SNOG
«
Relax
into the abyss
»
(Hymen ¥ 711) - 2001

David
Thrussel est un homme occupé. Au moins autant qu'un employé
de chez Mc Do, mais une partie de son énergie est justement
destinée à souligner l'absurdité totalitaire
dont cette enseigne n'est qu'un symbole. Et ce à travers Snog,
le pendant extraverti de son projet-phare, Black Lung.
Petit frère remixé du «
Third
Mall from the sun
»,
ce «
Relax
into the abyss
»
est l'occasion de passer en revue, de manière non exhaustive,
les agents alliés de Thrussel et de s'intéresser à
quelques ajouts du meilleur effet. Ca commence avec la virtuosité
et la profondeur d'âme un brin tordue de Beefcake, la suite
s'avérant dans l'ensemble plus excitée du ménisque
ou du scaphoïde. Jetez un coup d'oreille à la réinterprétation
d'«
Ubin
»
et vous ne serez pas déçus. Ici, le mot "funk"
n'est pas une insulte et il y a un petit côté "Foutage
de gueule" à la R.D. James dans ce morceau qui le rend
irrésistible.
Spacecat et Shinkuju Thief se la jouent obscurs avant tout, Xingu
Hill et Thrussel (de retour dans son costume de Black Lung) privilégient
de leur côté un travail minutieux sur le rythme. Quant
aux Low-key Operations et autres Shaolin Wooden Men, c'est une entreprise
de ratiboisage, luttant contre toute forme de réticence, qui
prime pour eux.
Enfin,«
Are
you normal enough ?
»,
revu par François Tetaz (qui avait déjà bossé
avec Thrussel mais aussi avec Muslimgauze, pour le situer) fait valser
les violons au milieu de breakbeats massifs à souhait.
Vous voudriez qu'on vous parle du boulot strictement "maison"
? C'est bien parce que vous avez le mérite de lire l'Ultime
Atome ! On retrouve donc David Thrussel en dribbleur hors-pair sur
quatre réinterprétations supplémentaires, du
sombre ambient de «
The
infernal advocate
»
au drum n' bass en toute liberté (la version «
End
encourage less normalization
»
du titre «
Are
you normal enough ?
»)
en passant par le requiem-hop de «
The
crumbling land »,
la palme du vitriol revenant à «
State
rape
»
et son sample pouët-pouët issu du genre "sombre merde
américaine des années 50", à la manière
de ce qui inondait les Disney de l'époque.

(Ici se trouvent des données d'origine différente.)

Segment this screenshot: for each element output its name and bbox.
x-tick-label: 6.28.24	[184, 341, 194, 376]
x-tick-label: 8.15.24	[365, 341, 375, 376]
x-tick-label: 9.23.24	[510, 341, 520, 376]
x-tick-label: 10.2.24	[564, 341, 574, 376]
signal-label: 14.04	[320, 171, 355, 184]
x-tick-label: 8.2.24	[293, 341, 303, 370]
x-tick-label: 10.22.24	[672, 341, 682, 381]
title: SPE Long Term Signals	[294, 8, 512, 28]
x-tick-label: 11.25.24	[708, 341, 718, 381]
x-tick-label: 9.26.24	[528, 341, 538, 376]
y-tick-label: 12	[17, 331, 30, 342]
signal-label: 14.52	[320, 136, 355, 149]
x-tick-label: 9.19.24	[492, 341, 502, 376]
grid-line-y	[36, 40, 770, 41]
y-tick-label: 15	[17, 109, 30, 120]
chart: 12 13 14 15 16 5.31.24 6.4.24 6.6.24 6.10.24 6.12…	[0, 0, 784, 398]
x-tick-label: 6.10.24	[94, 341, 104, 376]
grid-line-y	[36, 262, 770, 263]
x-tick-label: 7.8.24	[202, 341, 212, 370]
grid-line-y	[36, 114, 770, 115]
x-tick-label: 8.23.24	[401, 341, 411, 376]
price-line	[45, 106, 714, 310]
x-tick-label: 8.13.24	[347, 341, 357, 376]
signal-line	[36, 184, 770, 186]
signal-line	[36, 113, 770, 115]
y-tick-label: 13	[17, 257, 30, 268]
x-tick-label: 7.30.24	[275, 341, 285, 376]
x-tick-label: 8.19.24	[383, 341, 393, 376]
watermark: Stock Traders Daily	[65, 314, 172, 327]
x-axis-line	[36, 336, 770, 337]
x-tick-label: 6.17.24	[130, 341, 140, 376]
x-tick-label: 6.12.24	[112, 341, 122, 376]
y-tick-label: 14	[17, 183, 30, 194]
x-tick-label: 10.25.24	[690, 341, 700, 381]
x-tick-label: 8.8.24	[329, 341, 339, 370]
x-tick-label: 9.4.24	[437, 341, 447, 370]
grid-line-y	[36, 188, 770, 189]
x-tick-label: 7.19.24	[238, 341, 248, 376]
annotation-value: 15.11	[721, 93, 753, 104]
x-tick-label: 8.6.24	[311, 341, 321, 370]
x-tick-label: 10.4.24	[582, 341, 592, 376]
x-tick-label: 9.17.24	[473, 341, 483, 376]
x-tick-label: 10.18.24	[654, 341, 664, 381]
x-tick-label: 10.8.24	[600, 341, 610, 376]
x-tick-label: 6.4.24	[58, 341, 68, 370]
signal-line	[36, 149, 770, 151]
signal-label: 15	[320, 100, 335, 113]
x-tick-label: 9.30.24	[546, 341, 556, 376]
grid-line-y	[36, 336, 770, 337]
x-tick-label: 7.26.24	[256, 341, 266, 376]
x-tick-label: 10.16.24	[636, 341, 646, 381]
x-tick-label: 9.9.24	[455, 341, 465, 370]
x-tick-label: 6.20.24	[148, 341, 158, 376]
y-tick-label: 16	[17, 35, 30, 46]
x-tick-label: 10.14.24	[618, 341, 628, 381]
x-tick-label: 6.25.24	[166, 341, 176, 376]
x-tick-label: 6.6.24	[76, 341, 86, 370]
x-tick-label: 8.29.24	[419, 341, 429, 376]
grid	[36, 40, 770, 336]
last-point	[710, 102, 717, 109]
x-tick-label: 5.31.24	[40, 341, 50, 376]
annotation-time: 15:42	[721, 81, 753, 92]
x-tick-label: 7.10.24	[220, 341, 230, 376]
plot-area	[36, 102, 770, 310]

Restez donc relax, mais notez que la version vinylique est plus succincte
que le CD. Ce disque un peu fourre-tout fait en tout cas figure d'excellente
compilation, et les camarades appelés à la rescousse
se sont bien lâchés. En somme, le pays des kangourous
nous rappelle une fois encore qu'il n'est pas seulement capable d'exporter
le pire (AC/DC, Kylie Minogue ou INXS), bien au contraire.